Omega Protocol

Omega-A (Alignment)

Download PDF →

What it inspects

Omega-A inspects decision-boundary alignment: mandate, authority signals, decision substitution, value injection, and control preservation. It identifies where decisions are made, who has authority, and how boundaries are maintained.

When to use

Use Omega-A when you need to identify hidden assumptions or dependencies. It's particularly useful for:

  • Uncovering implicit premises in arguments or claims
  • Identifying dependencies in system designs
  • Examining prerequisites for decisions or strategies

Structure

Omega-A structures assumption inspection into:

  1. Explicit assumptions: Premises that are stated but may be unexamined
  2. Implicit assumptions: Premises that are unstated but necessary
  3. Dependencies: Conditions that must hold for the assumption to be valid
  4. Uncertainty: Where assumptions are uncertain or unverifiable

Micro-example

Claim: "This regulation will reduce emissions by 50%"
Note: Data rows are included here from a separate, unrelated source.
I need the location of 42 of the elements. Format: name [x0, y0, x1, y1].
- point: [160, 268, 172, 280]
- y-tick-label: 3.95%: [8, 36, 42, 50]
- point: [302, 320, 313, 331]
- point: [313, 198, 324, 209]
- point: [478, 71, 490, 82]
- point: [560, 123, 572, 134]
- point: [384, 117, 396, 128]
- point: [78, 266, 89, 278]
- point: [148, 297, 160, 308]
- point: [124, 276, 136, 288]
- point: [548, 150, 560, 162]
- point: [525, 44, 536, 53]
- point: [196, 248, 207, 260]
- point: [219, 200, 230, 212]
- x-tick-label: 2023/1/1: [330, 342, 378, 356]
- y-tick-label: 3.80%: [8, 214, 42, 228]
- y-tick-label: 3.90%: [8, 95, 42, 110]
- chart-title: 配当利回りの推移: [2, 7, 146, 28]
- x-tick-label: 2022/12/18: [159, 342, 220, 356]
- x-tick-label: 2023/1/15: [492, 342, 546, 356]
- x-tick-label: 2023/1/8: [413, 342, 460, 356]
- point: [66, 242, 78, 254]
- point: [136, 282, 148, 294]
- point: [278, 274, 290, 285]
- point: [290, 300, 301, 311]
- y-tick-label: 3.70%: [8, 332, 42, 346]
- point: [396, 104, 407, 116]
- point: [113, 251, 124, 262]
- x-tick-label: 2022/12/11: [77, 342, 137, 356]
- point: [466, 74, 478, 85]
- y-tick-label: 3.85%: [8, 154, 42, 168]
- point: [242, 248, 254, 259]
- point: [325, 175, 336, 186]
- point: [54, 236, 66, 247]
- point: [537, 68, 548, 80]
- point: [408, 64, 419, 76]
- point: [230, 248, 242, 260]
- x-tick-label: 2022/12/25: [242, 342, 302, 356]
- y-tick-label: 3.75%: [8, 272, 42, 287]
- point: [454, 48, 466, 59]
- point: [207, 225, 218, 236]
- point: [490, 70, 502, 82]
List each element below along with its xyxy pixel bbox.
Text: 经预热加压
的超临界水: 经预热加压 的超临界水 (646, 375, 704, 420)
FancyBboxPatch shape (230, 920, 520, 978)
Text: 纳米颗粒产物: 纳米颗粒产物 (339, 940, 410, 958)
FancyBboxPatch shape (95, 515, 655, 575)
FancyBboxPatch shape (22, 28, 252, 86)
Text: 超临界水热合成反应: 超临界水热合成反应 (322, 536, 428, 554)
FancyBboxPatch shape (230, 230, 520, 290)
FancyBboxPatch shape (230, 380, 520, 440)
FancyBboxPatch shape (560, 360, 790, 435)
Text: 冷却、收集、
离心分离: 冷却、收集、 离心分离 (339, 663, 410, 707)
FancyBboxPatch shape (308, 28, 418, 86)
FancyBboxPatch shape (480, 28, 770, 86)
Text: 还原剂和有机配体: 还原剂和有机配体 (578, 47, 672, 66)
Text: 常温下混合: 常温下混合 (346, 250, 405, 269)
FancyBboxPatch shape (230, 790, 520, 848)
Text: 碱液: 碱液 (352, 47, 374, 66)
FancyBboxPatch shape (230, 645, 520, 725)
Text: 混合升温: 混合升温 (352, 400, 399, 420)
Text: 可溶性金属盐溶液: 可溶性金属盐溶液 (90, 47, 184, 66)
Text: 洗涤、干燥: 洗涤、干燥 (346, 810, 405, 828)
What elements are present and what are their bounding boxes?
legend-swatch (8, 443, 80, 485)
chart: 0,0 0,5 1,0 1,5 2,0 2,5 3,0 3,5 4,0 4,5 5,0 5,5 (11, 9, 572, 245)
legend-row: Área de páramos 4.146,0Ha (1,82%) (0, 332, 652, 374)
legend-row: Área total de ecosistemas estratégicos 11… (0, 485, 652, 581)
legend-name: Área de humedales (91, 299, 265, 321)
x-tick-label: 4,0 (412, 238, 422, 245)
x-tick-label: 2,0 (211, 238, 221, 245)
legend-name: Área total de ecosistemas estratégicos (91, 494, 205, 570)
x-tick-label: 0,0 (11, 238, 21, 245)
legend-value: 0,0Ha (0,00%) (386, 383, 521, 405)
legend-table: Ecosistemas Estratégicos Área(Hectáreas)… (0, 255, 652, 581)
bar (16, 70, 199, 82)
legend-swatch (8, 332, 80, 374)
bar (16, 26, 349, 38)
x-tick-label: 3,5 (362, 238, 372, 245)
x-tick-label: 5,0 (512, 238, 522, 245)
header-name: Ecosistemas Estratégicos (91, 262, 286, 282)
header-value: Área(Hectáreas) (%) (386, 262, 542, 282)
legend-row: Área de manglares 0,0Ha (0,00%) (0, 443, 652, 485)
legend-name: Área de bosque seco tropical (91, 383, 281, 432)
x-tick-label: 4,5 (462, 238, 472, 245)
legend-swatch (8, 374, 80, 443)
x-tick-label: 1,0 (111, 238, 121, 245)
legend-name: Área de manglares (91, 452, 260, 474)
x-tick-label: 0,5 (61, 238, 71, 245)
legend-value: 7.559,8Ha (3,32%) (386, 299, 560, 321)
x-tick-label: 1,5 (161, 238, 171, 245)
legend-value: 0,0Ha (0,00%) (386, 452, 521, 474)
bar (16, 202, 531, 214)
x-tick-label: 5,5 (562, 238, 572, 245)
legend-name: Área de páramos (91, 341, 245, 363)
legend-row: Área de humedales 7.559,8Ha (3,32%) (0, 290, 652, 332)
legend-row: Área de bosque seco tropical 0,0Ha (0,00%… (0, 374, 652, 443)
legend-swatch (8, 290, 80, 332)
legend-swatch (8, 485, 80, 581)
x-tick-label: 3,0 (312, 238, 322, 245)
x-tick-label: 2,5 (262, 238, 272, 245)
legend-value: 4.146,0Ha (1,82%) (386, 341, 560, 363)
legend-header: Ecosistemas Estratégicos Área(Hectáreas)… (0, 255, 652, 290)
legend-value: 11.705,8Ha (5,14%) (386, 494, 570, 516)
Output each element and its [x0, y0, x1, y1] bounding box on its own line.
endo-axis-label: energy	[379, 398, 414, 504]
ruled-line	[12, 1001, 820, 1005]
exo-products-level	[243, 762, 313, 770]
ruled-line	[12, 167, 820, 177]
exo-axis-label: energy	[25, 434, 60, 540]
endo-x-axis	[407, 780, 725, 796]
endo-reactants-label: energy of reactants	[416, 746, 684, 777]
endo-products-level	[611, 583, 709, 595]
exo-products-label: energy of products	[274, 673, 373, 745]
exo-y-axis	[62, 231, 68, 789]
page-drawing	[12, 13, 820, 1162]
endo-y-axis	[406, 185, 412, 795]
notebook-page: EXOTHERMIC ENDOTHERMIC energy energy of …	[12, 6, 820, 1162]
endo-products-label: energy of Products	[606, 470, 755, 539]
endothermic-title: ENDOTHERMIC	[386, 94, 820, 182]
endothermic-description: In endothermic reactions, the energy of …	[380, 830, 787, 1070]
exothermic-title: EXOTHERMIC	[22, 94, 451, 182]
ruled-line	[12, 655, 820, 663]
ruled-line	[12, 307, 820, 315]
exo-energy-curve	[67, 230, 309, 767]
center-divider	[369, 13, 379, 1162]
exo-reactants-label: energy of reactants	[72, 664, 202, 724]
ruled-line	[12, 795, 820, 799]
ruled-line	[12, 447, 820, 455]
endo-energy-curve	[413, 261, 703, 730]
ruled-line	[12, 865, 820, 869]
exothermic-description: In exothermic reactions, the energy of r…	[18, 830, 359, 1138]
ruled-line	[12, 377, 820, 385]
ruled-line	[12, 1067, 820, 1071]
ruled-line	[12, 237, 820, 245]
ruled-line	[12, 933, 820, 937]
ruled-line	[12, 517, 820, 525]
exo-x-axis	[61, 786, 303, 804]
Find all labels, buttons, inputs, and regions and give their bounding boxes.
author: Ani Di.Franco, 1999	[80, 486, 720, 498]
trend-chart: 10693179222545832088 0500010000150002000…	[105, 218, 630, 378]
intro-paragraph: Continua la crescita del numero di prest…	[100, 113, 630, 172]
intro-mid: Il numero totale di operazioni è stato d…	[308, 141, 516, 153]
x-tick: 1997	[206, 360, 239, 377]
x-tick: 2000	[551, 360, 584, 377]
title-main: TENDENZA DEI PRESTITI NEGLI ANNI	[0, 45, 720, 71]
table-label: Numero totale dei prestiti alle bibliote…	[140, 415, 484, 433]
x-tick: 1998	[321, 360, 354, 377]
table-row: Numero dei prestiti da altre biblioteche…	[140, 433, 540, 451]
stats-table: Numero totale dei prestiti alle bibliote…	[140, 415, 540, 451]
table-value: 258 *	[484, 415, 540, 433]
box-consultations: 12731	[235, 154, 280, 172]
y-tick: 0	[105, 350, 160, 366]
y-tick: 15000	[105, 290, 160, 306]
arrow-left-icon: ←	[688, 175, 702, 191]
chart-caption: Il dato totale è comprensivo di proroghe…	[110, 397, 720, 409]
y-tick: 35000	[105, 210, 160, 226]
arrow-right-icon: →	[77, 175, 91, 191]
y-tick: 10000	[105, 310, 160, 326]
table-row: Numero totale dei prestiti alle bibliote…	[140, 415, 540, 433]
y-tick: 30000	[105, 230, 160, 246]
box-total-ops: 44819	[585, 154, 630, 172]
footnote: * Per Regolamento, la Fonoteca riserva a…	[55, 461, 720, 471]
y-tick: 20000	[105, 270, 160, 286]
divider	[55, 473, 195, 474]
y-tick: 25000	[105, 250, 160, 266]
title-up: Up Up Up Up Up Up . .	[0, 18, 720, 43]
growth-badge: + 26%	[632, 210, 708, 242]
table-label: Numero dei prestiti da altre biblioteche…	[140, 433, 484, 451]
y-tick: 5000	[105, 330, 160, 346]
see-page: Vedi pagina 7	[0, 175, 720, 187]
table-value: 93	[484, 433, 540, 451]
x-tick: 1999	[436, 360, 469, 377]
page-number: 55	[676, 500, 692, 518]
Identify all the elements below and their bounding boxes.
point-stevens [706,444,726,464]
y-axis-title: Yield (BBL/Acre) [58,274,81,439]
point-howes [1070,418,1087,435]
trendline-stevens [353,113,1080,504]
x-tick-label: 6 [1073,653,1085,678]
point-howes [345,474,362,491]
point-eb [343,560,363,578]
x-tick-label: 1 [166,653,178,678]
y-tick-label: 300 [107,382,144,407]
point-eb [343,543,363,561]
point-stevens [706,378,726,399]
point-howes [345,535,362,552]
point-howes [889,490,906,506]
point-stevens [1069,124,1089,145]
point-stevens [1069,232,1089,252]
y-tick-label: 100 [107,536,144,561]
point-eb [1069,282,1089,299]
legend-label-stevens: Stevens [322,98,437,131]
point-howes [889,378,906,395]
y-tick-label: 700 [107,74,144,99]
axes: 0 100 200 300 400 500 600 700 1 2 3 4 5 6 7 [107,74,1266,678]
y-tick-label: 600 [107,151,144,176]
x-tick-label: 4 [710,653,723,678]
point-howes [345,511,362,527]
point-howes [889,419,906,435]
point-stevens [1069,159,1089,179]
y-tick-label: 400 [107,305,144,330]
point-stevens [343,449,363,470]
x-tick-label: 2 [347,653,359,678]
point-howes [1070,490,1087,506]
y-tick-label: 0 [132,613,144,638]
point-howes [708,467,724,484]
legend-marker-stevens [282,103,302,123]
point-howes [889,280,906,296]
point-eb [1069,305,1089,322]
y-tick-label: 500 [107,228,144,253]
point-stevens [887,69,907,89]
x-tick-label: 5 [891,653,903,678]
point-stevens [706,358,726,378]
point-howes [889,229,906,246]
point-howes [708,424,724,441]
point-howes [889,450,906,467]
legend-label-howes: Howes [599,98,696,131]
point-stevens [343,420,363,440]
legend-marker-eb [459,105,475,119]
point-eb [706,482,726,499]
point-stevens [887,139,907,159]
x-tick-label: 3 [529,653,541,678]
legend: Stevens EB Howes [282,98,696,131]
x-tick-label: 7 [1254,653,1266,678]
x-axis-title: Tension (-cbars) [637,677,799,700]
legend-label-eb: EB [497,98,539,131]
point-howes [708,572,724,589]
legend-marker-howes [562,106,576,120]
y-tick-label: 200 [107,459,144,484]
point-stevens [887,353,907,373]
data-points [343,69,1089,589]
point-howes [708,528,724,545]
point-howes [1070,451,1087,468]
Explicit assumptions: Regulation is enforceable; compliance is measurable.

Implicit assumptions: No substitution effects; baseline is accurate; economic impact is acceptable.

Dependencies: Regulatory capacity exists; measurement systems are in place.

Uncertainty: Whether 50% reduction is achievable; whether enforcement is sufficient.

Where it applies

Omega-A applies wherever assumptions need to be surfaced: policy analysis, system design, strategic planning, and research evaluation. It helps identify what must be true for claims or decisions to hold.